Aber da ist ja noch die Erfahrung. Zum Glück, so meinst du nun sicher, kannst du dich wenigstens auf dein Gedächtnis verlassen! – Aber denkste: Glaubst du wirklich, was du schon mal erlebt und in deinem Gedächtnis abgelegt hast, könntest du immer wieder im Original abrufen? Ohne dass vom Algorithmus daran herummanipuliert wird? Leider nicht. Bereits beim Abspeichern wird massiv gefiltert: Nur was deinem Algorithmus wirklich wichtig erscheint, wird ins Archiv verfrachtet. Etwas Beiläufiges ist es nicht wert, abgespeichert zu werden, umso mehr aber Vorgänge, die dich persönlich oder unmittelbar stark betreffen. Diese Highlights gelangen besonders nachhaltig in dein Archiv. Ein heftiges Schockerlebnis wiederum setzt dich unter so starken Stress, dass davon nur die gröbsten Basics eingelagert werden. – Dann kannst du dich einfach nicht an Einzelheiten erinnern.
Deine Erfahrungen sind in deine neuronalen Netze eingebettet – gut untergebracht sind sie da nicht. Nur selten oder gar nicht aufgerufen, gehen vor allem die Details mit der Zeit verloren. Permanente Speicherung kostet zu viel Energie und es ist nicht effizient, unwichtige Daten zu erhalten, eine grobe Übersicht über Vergangenes muss genügen. Es sind sowieso immer nur Bruchstücke deiner realen Erfahrungen im Speicher, die bei jedem Abruf wieder irgendwie zu einer dir selbst plausibel erscheinenden Szenerie rekonstruiert werden müssen.
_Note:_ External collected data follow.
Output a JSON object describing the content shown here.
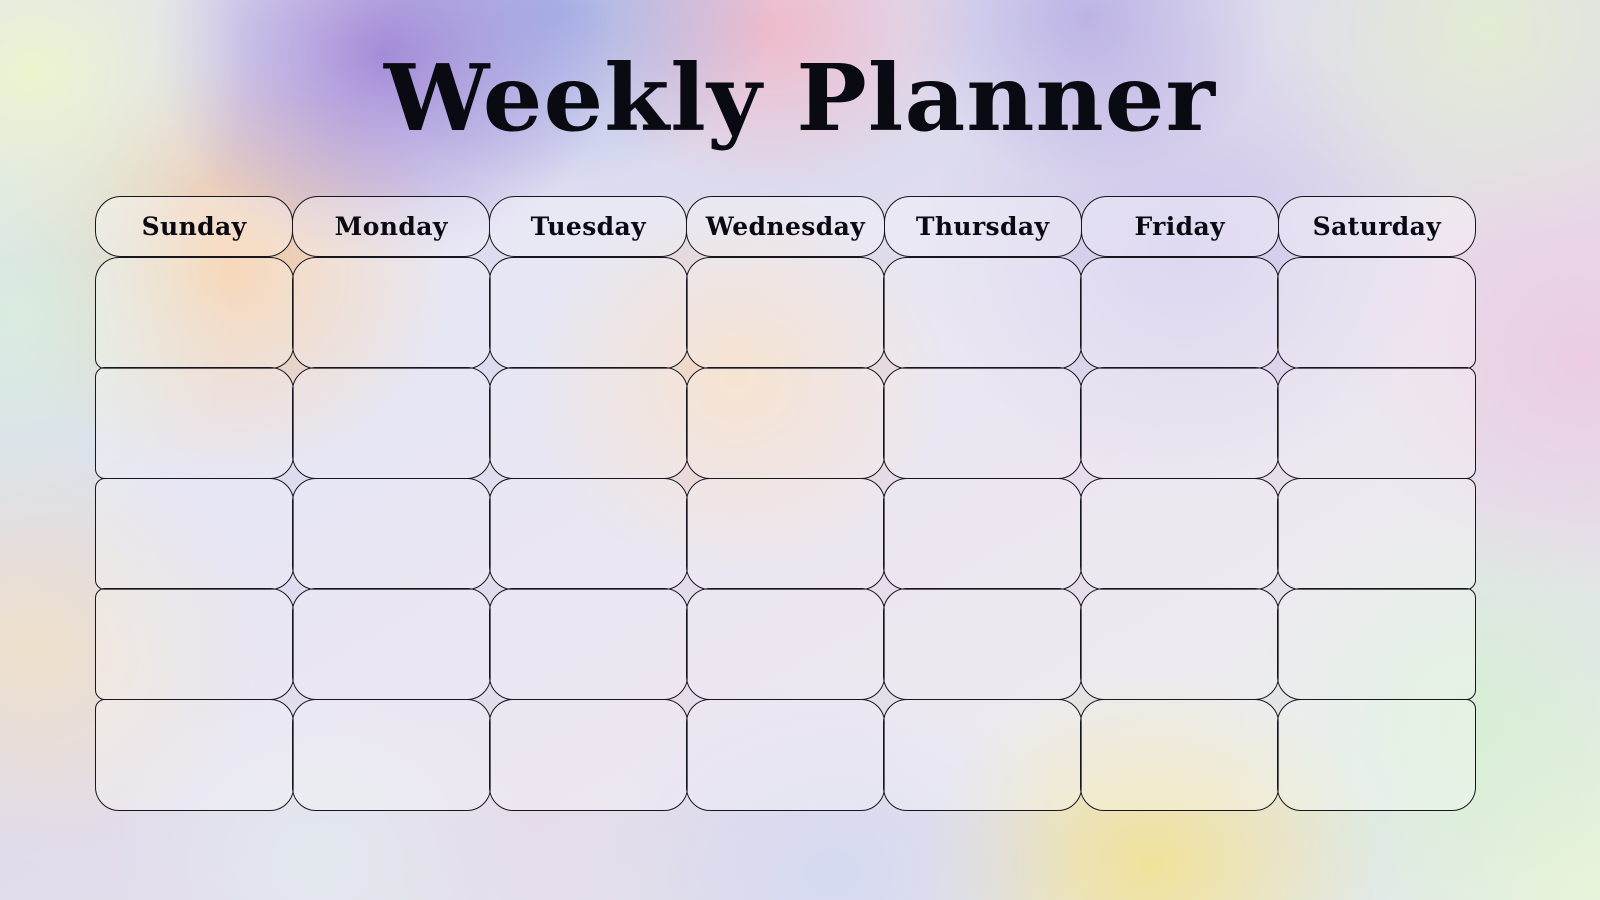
{
  "page": {
    "title": "Weekly Planner",
    "background_style": "pastel-mesh-gradient",
    "accent_colors": {
      "ink": "#16161e",
      "mint": "#ecf6ce",
      "purple": "#9678d2",
      "pink": "#f5afbe",
      "peach": "#f8c48c",
      "gold": "#f4e28c",
      "lilac": "#dcdcf0"
    }
  },
  "planner": {
    "day_headers": [
      {
        "label": "Sunday"
      },
      {
        "label": "Monday"
      },
      {
        "label": "Tuesday"
      },
      {
        "label": "Wednesday"
      },
      {
        "label": "Thursday"
      },
      {
        "label": "Friday"
      },
      {
        "label": "Saturday"
      }
    ],
    "row_count": 5,
    "column_count": 7,
    "rows": [
      {
        "cells": [
          "",
          "",
          "",
          "",
          "",
          "",
          ""
        ]
      },
      {
        "cells": [
          "",
          "",
          "",
          "",
          "",
          "",
          ""
        ]
      },
      {
        "cells": [
          "",
          "",
          "",
          "",
          "",
          "",
          ""
        ]
      },
      {
        "cells": [
          "",
          "",
          "",
          "",
          "",
          "",
          ""
        ]
      },
      {
        "cells": [
          "",
          "",
          "",
          "",
          "",
          "",
          ""
        ]
      }
    ]
  }
}
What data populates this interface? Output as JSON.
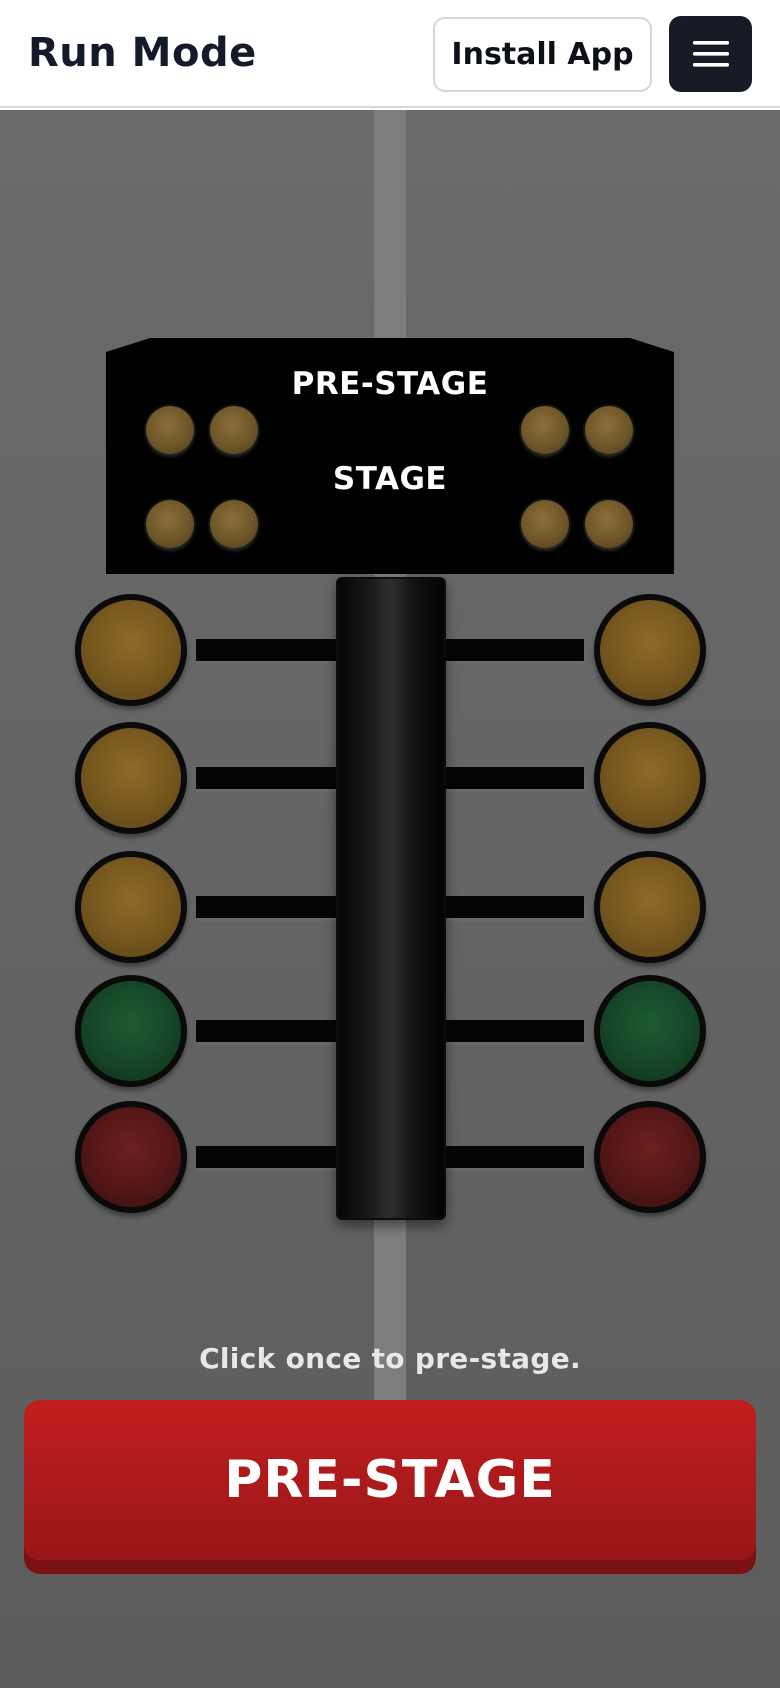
{
  "header": {
    "title": "Run Mode",
    "install_label": "Install App",
    "menu_icon": "hamburger-menu-icon"
  },
  "staging": {
    "prestage_label": "PRE-STAGE",
    "stage_label": "STAGE",
    "bulb_color": "#6e5628"
  },
  "tree": {
    "rows": [
      {
        "color": "amber"
      },
      {
        "color": "amber"
      },
      {
        "color": "amber"
      },
      {
        "color": "green"
      },
      {
        "color": "red"
      }
    ]
  },
  "footer": {
    "hint": "Click once to pre-stage.",
    "button_label": "PRE-STAGE",
    "button_color": "#ad1a1c"
  },
  "colors": {
    "header_text": "#141a2a",
    "menu_bg": "#161b26",
    "track": "#646464",
    "stripe": "#7d7d7d"
  }
}
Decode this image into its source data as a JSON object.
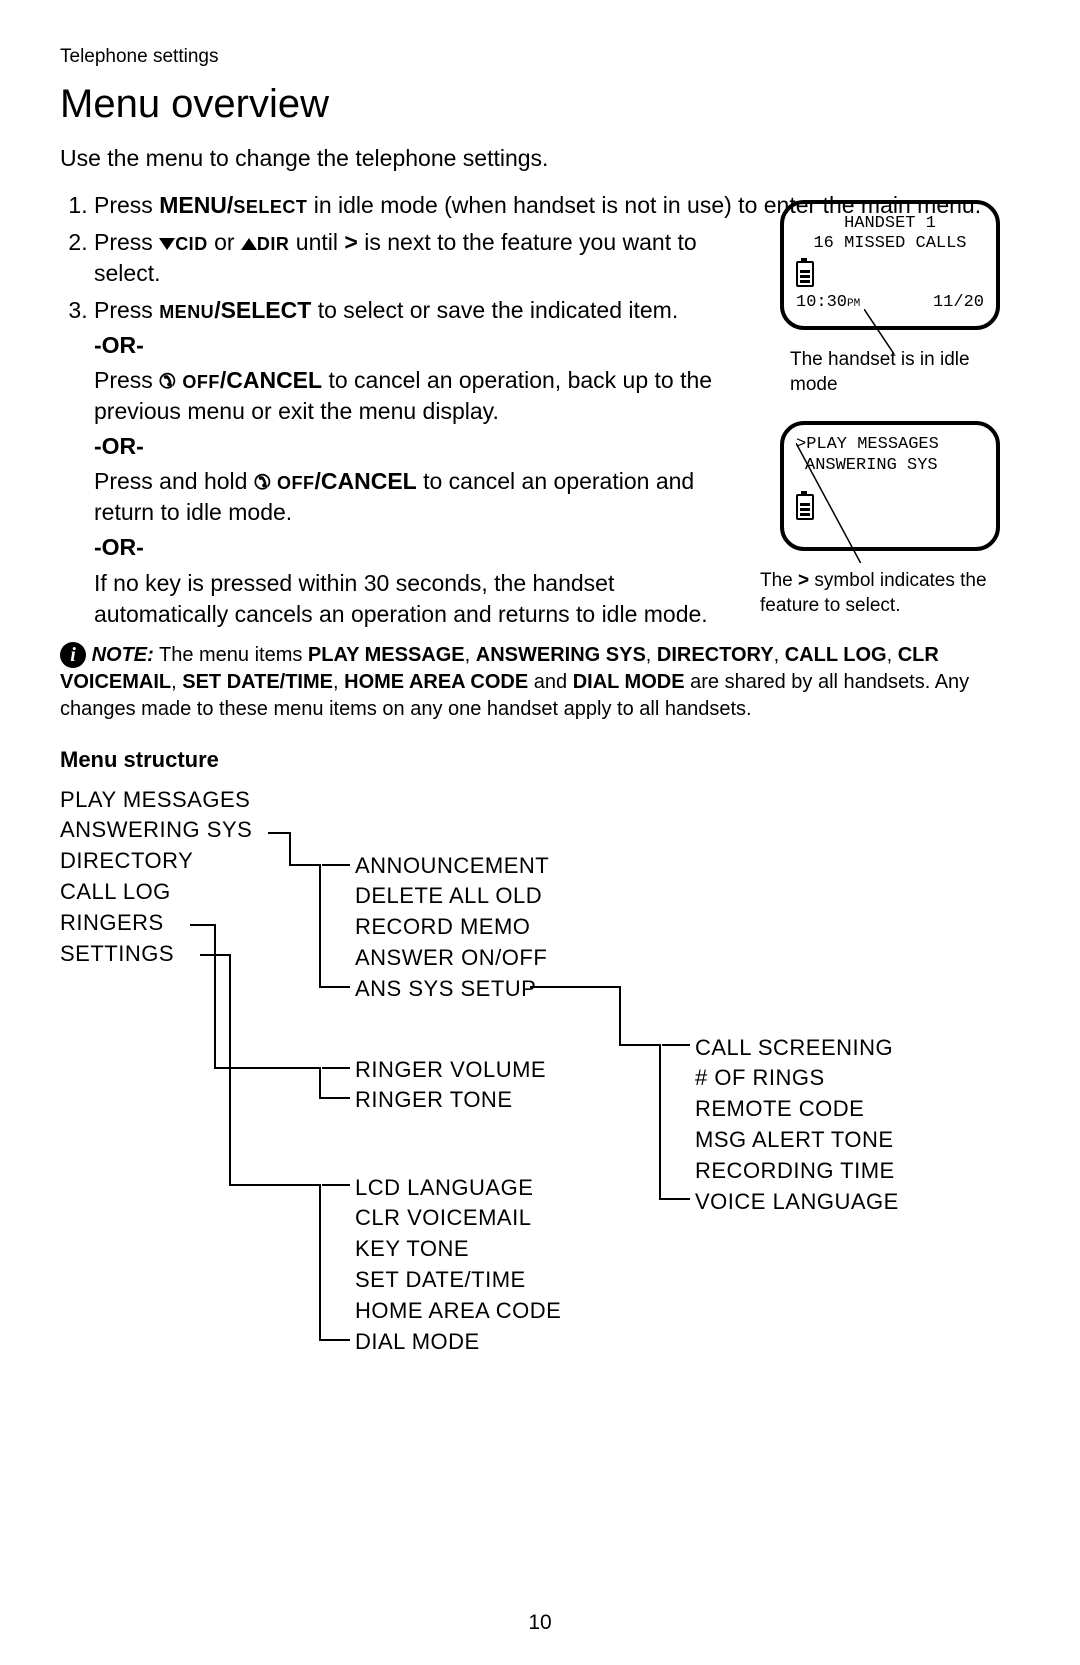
{
  "header": {
    "section_label": "Telephone settings",
    "title": "Menu overview",
    "intro": "Use the menu to change the telephone settings."
  },
  "steps": {
    "s1a": "Press ",
    "s1b": "MENU/",
    "s1c": "SELECT",
    "s1d": " in idle mode (when handset is not in use) to enter the main menu.",
    "s2a": "Press ",
    "s2b": "CID",
    "s2c": " or ",
    "s2d": "DIR",
    "s2e": " until ",
    "s2f": ">",
    "s2g": " is next to the feature you want to select.",
    "s3a": "Press ",
    "s3b": "MENU",
    "s3c": "/SELECT",
    "s3d": " to select or save the indicated item.",
    "or": "-OR-",
    "s4a": "Press ",
    "s4b": "OFF",
    "s4c": "/CANCEL",
    "s4d": " to cancel an operation, back up to the previous menu or exit the menu display.",
    "s5a": "Press and hold ",
    "s5b": "OFF",
    "s5c": "/CANCEL",
    "s5d": " to cancel an operation and return to idle mode.",
    "s6": "If no key is pressed within 30 seconds, the handset automatically cancels an operation and returns to idle mode."
  },
  "note": {
    "label": "NOTE:",
    "t1": " The menu items ",
    "b1": "PLAY MESSAGE",
    "c1": ", ",
    "b2": "ANSWERING SYS",
    "c2": ", ",
    "b3": "DIRECTORY",
    "c3": ", ",
    "b4": "CALL LOG",
    "c4": ", ",
    "b5": "CLR VOICEMAIL",
    "c5": ", ",
    "b6": "SET DATE/TIME",
    "c6": ", ",
    "b7": "HOME AREA CODE",
    "c7": " and ",
    "b8": "DIAL MODE",
    "t2": " are shared by all handsets. Any changes made to these menu items on any one handset apply to all handsets."
  },
  "screen1": {
    "line1": "HANDSET 1",
    "line2": "16 MISSED CALLS",
    "time": "10:30",
    "pm": "PM",
    "date": "11/20",
    "caption": "The handset is in idle mode"
  },
  "screen2": {
    "line1": ">PLAY MESSAGES",
    "line2": "ANSWERING SYS",
    "caption_a": "The ",
    "caption_b": ">",
    "caption_c": " symbol indicates the feature to select."
  },
  "menu_structure": {
    "heading": "Menu structure",
    "col1": [
      "PLAY MESSAGES",
      "ANSWERING SYS",
      "DIRECTORY",
      "CALL LOG",
      "RINGERS",
      "SETTINGS"
    ],
    "col2a": [
      "ANNOUNCEMENT",
      "DELETE ALL OLD",
      "RECORD MEMO",
      "ANSWER ON/OFF",
      "ANS SYS SETUP"
    ],
    "col2b": [
      "RINGER VOLUME",
      "RINGER TONE"
    ],
    "col2c": [
      "LCD LANGUAGE",
      "CLR VOICEMAIL",
      "KEY TONE",
      "SET DATE/TIME",
      "HOME AREA CODE",
      "DIAL MODE"
    ],
    "col3": [
      "CALL SCREENING",
      "# OF RINGS",
      "REMOTE CODE",
      "MSG ALERT TONE",
      "RECORDING TIME",
      "VOICE LANGUAGE"
    ]
  },
  "page_number": "10"
}
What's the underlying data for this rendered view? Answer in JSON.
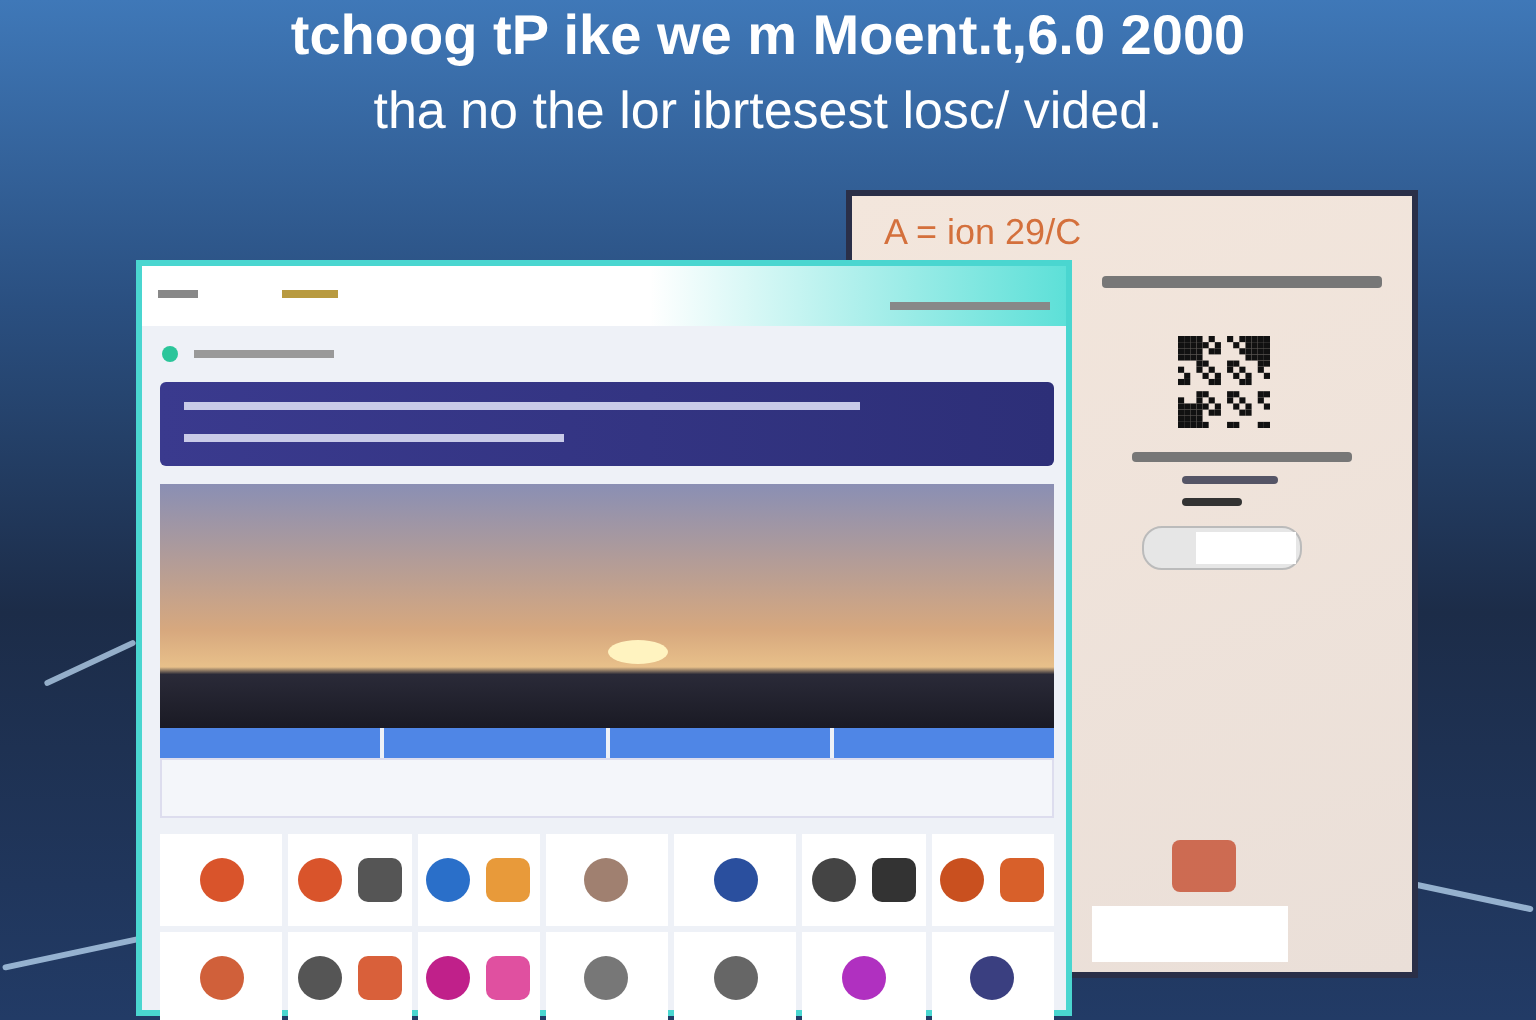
{
  "headline": "tchoog tP ike we m Moent.t,6.0 2000",
  "subtitle": "tha no the lor ibrtesest losc/ vided.",
  "back_card": {
    "title": "A = ion 29/C"
  },
  "app_window": {
    "tiles": [
      {
        "icons": [
          {
            "color": "#d9542b"
          }
        ]
      },
      {
        "icons": [
          {
            "color": "#d9542b"
          },
          {
            "color": "#555555"
          }
        ]
      },
      {
        "icons": [
          {
            "color": "#2a6fc9"
          },
          {
            "color": "#e89a3a"
          }
        ]
      },
      {
        "icons": [
          {
            "color": "#a08070"
          }
        ]
      },
      {
        "icons": [
          {
            "color": "#2a4f9e"
          }
        ]
      },
      {
        "icons": [
          {
            "color": "#444444"
          },
          {
            "color": "#333333"
          }
        ]
      },
      {
        "icons": [
          {
            "color": "#c9501f"
          },
          {
            "color": "#d8602a"
          }
        ]
      },
      {
        "icons": [
          {
            "color": "#d0603a"
          }
        ]
      },
      {
        "icons": [
          {
            "color": "#555555"
          },
          {
            "color": "#d9603a"
          }
        ]
      },
      {
        "icons": [
          {
            "color": "#c0208a"
          },
          {
            "color": "#e050a0"
          }
        ]
      },
      {
        "icons": [
          {
            "color": "#777777"
          }
        ]
      },
      {
        "icons": [
          {
            "color": "#666666"
          }
        ]
      },
      {
        "icons": [
          {
            "color": "#b030c0"
          }
        ]
      },
      {
        "icons": [
          {
            "color": "#3a3f80"
          }
        ]
      }
    ]
  }
}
Diese Rekonstruktion ist aber vielen Einflüssen ausgesetzt: Bereits, wenn du ein wenig down bist, erscheint dir deine Erinnerung grau in grau eingefärbt, im halb depressiven seelischen Zustand wird dir eine unschöne Erinnerung womöglich Angst machen und unter besonders starkem Stress, z. B. bei einer Prüfung, kann es sein, dass du blockiert bist und gar nichts mehr abrufen kannst.
Die Rekonstruktion des Erinnerten zu einer Erinnerung kann auch durch äußere manipulierende Einflüsse massiv verfälscht werden. Julia Shaw1, Rechtspsychologin aus London, konnte nachweisen, dass sich allein durch immer wiederkehrende geschickte Fragetechnik auf Dauer sogar frei erfundene Straftaten ins Gedächtnis einer Versuchsperson implantieren ließen. Diese hatten zwar nie stattgefunden, doch die Person selbst glaubte auf Dauer an ihre extern gefälschte Erinnerung. – Die Art der Befragung von Zeugen kann im Sinne gewünschter Ergebnisse sehr manipulativ sein. Aber auch ohne solche Eingriffe widersprechen sich Zeugenaussagen in der Regel: Der eine hat den Unfall so gesehen, der andere schwört Stein und Bein, dass es sich genau umgekehrt abgespielt hat.
Aufgrund seines höchst subjektiven Filters gibt es für einen Menschen keine objektive Sicht auf die Realität. Menschen mit einer innerlich besonders stark verfremdeten Wahrnehmung hoffen und behaupten sogar, es gäbe gar keine objektive Realität. Ihre Angst ist verständlich, denn die ungeschminkte Realität kann durchaus zum Fürchten sein; sie ist hart, kompromisslos und lässt keine Spielräume.
Unabhängig davon wird deine noch so löchrige, grobkörnige und wenig vertrauenswürdige Erfahrung in die aktuelle Wahrnehmung eingearbeitet. Eine einzige in einer ähnlichen Situation gemachte schlechte Erfahrung reicht aus, um bei der Einschätzung der aktuellen Sachlage zutiefst befangen zu sein. Schnell sind alle Männer rücksichtslos, alle Frauen untreu und die Bahn nie pünktlich.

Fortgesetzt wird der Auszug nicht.